Background and Objectives
Only a few studies have reported the learning curve for sentinel lymph node (SLN) detection in gynecologic malignancies. We investigated the learning curve for SLN detection during robot‐assisted laparoscopic surgery for endometrial and cervical carcinomas.
Methods
This retrospective analysis included patients with stage IA to IIA1 cervical cancer or stage I to III endometrial cancer who underwent SLN mapping using indocyanine green during robot‐assisted laparoscopic surgery performed by a single surgeon. Learning curves were analyzed in consecutive cases using SLN detection rates and the cumulative sum (CUSUM) method.
Results
SLN mapping was achieved in 81.25% (65/80), 77.50% (62/80), and 66.25% (53/80) of the cases involving the right, left, and simultaneous bilateral pelvic areas, respectively.

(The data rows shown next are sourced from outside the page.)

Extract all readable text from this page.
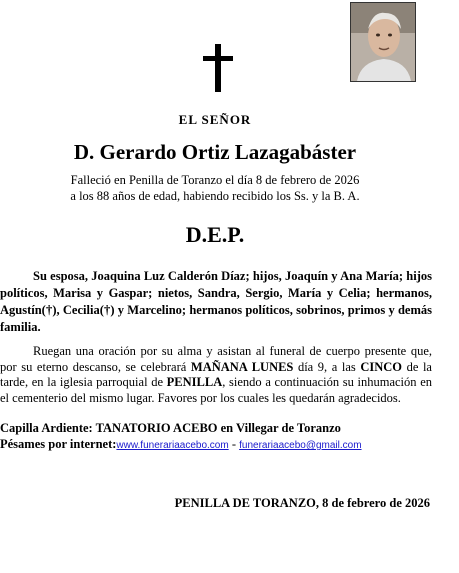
EL SEÑOR
D. Gerardo Ortiz Lazagabáster
Falleció en Penilla de Toranzo el día 8 de febrero de 2026
a los 88 años de edad, habiendo recibido los Ss. y la B. A.
D.E.P.
Su esposa, Joaquina Luz Calderón Díaz; hijos, Joaquín y Ana María; hijos políticos, Marisa y Gaspar; nietos, Sandra, Sergio, María y Celia; hermanos, Agustín(†), Cecilia(†) y Marcelino; hermanos políticos, sobrinos, primos y demás familia.

Ruegan una oración por su alma y asistan al funeral de cuerpo presente que, por su eterno descanso, se celebrará MAÑANA LUNES día 9, a las CINCO de la tarde, en la iglesia parroquial de PENILLA, siendo a continuación su inhumación en el cementerio del mismo lugar. Favores por los cuales les quedarán agradecidos.

Capilla Ardiente: TANATORIO ACEBO en Villegar de Toranzo
Pésames por internet:www.funerariaacebo.com - funerariaacebo@gmail.com
PENILLA DE TORANZO, 8 de febrero de 2026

Learning curve analysis based on the cumulative detection rate showed initial fluctuations followed by stabilization; the time required for proficiency was discordant among the LN regions. However, the CUSUM method showed proficient mapping of the right, left, and bilateral SLNs after 27 to 28 cases.
Conclusion
At least 27 cases were required for SLN mapping proficiency in gynecologic cancer; the learning period could influence the surgical quality. Further studies are warranted to confirm the impact of this learning curve on disease outcomes.